3 Beyond hiring — onboarding and managing new recruits
Despite the movement restrictions imposed during the pandemic, RPG Commerce Sdn Bhd has managed to quadruple its employee count from 20 staff members in January 2020 to 80 in January 2021. Founder and CEO Melvin Chee says most of its recent hires are designers, developers and data analysts, and it is hoping to reach 200 staff members by the end of this year.
RPG Commerce is an e-commerce company that has several direct-to-consumer brands under its portfolio, such as Eubi and Thousand Miles. Originally established in 2017 in Melbourne, the company has expanded its presence with offices in Singapore and Malaysia.
“Last year, there was an industry-wide phenomenon, where e-commerce traffic and sales went through the roof. We were fortunate to be in the right place at the right time, and our business actually quintupled last year. We hired people to support this growth,” says Chee.

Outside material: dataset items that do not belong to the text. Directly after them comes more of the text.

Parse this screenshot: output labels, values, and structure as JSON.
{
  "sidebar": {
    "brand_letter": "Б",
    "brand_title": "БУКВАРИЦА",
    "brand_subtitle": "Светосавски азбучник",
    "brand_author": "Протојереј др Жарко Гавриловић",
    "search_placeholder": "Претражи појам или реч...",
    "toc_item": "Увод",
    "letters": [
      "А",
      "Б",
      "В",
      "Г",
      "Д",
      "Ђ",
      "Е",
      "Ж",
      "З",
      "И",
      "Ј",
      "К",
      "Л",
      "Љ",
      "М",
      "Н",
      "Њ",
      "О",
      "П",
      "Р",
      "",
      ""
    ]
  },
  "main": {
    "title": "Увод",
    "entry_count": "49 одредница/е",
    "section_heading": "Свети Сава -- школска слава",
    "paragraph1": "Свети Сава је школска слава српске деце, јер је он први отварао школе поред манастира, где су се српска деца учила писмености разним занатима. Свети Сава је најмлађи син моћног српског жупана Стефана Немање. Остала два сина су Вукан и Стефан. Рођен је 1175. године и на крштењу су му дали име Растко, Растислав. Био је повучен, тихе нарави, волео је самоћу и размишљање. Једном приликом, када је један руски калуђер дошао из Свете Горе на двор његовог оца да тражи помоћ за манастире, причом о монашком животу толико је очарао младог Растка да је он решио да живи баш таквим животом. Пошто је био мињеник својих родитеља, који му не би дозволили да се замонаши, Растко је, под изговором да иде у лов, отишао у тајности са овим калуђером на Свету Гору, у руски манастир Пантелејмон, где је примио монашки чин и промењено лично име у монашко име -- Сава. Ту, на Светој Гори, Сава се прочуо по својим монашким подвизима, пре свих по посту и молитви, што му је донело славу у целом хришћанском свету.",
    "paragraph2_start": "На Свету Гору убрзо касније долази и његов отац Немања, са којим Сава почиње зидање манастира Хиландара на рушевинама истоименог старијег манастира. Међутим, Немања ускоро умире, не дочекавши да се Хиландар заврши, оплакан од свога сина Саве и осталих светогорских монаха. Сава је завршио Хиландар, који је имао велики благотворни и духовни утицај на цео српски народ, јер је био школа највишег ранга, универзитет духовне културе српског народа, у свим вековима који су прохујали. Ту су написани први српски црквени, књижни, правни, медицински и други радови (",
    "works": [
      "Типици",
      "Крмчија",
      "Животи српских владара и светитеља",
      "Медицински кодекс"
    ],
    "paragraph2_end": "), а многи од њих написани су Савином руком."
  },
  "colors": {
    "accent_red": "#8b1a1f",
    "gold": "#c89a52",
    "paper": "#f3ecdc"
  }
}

With the company experiencing explosive growth in terms of employee count, it was a challenge to promote and maintain a coherent company-wide culture, considering that communication channels were restricted to virtual meetings and messaging platforms.

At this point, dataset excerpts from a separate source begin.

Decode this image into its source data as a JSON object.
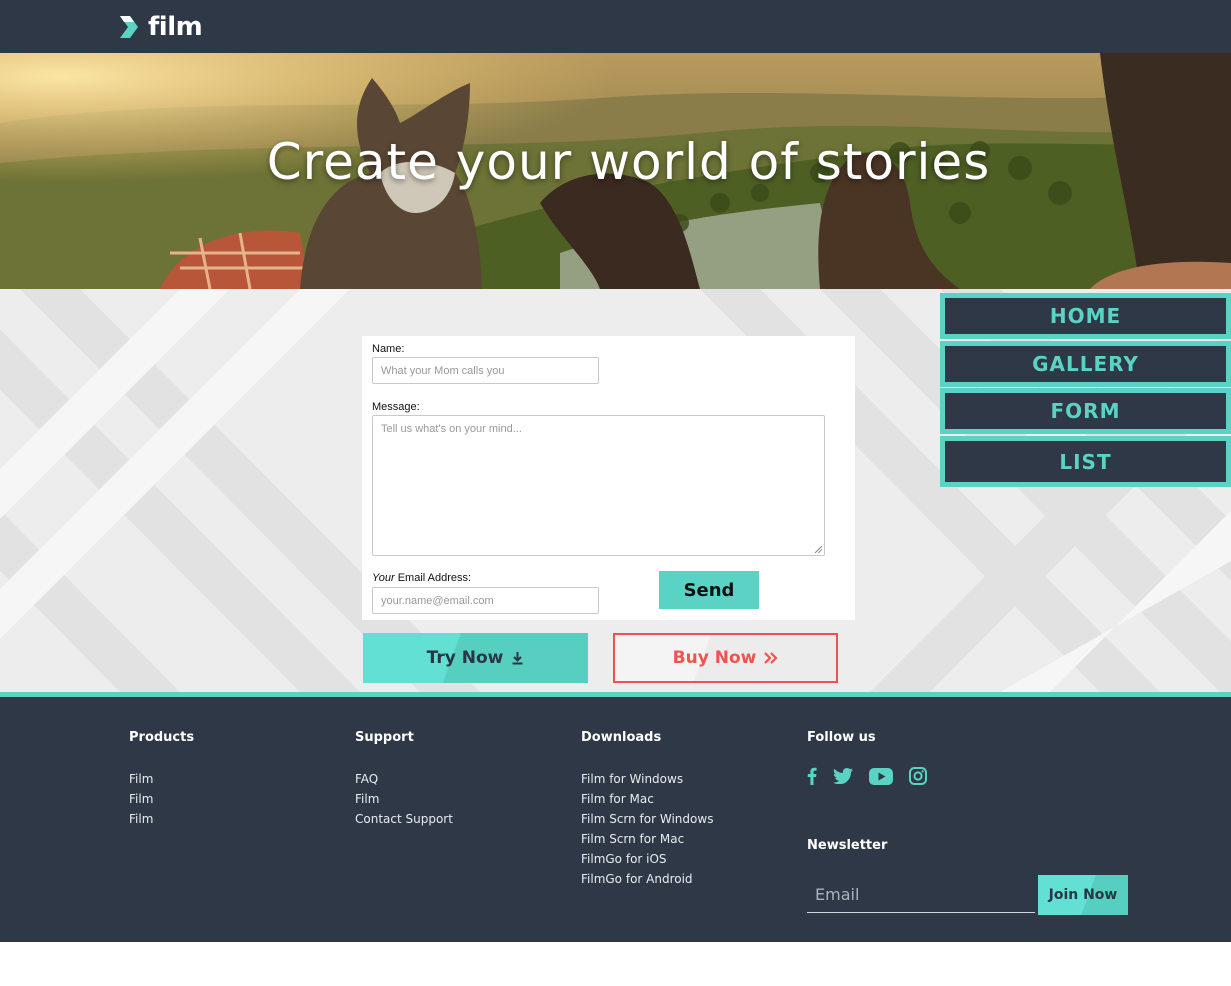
{
  "brand": {
    "name": "film"
  },
  "hero": {
    "title": "Create your world of stories"
  },
  "form": {
    "name_label": "Name:",
    "name_placeholder": "What your Mom calls you",
    "message_label": "Message:",
    "message_placeholder": "Tell us what's on your mind...",
    "email_label_em": "Your",
    "email_label_rest": " Email Address:",
    "email_placeholder": "your.name@email.com",
    "send_label": "Send"
  },
  "cta": {
    "try_label": "Try Now",
    "buy_label": "Buy Now"
  },
  "sidenav": {
    "items": [
      {
        "label": "HOME"
      },
      {
        "label": "GALLERY"
      },
      {
        "label": "FORM"
      },
      {
        "label": "LIST"
      }
    ]
  },
  "footer": {
    "products": {
      "heading": "Products",
      "links": [
        "Film",
        "Film",
        "Film"
      ]
    },
    "support": {
      "heading": "Support",
      "links": [
        "FAQ",
        "Film",
        "Contact Support"
      ]
    },
    "downloads": {
      "heading": "Downloads",
      "links": [
        "Film for Windows",
        "Film for Mac",
        "Film Scrn for Windows",
        "Film Scrn for Mac",
        "FilmGo for iOS",
        "FilmGo for Android"
      ]
    },
    "follow": {
      "heading": "Follow us",
      "icons": [
        "facebook-icon",
        "twitter-icon",
        "youtube-icon",
        "instagram-icon"
      ]
    },
    "newsletter": {
      "heading": "Newsletter",
      "email_placeholder": "Email",
      "join_label": "Join Now"
    }
  },
  "colors": {
    "dark": "#2e3846",
    "accent": "#5bd3c4",
    "danger": "#ef5350"
  }
}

“We spend a lot of time on people and culture here. When we only had 20 people, we used to hang out every day for lunch, dinner and drinks. But for the past 12 months, we have had so many new people joining the business, which is why it is very important to have a structured onboarding process,” says Chee.
“When someone [new] joins us, for the first three months, we ensure that the team leader is there to help guide him through the onboarding journey and understand how the company works, and who is who.”
In addition to establishing a clear onboarding process, the company has placed strong emphasis on open communications and transparency. Chee explains that many of the senior personnel hired were afraid of voicing their concerns, possibly due to their previous experience working under a different company culture.
After working in San Francisco and Australia, Chee was used to a more open culture. He tries to instil that culture in RPG Commerce and encourages staff members to be open with their ideas for improvements and criticisms. He points out that the current onboarding programme was also developed after receiving feedback from new recruits.
“It is more important to instil a sense of responsibility in our employees and let them take ownership of what they are doing. We never want to micromanage people, so a lot of our guys are pretty productive, I would say.”
Chee also believes that the conversation should include company leaders, as opposed to just digital talent, because company leaders play a pivotal role in unlocking the passion within employees to pursue new digital skills and add value to the company.
“It is very easy to put the blame on the employees’ personality or how they are not driven enough. But for us as a company, we believe that there are more terrible leaders than terrible employees,” he says.
“Good leaders are able to place the right people at the right place for the right job. But more importantly, all employees have innate potential, and good leaders are able to bring out the passion and interest in them to nurture that potential.
“Especially with our young workforce, with an average age of 20-something, you want them to be experimenting with new ideas and paths all the time. Because you will never know if any of them will spark a new interest, and change their whole career trajectory for the better.”
Digital talent refers to employees who are proficient in at least one of the many digital skills demanded by the industry. A joint report by Capgemini and LinkedIn has identified 24 hard digital skills, which include technical subjects such as automation, big data and cloud computing, as well as creative subjects such as web development and video content marketing.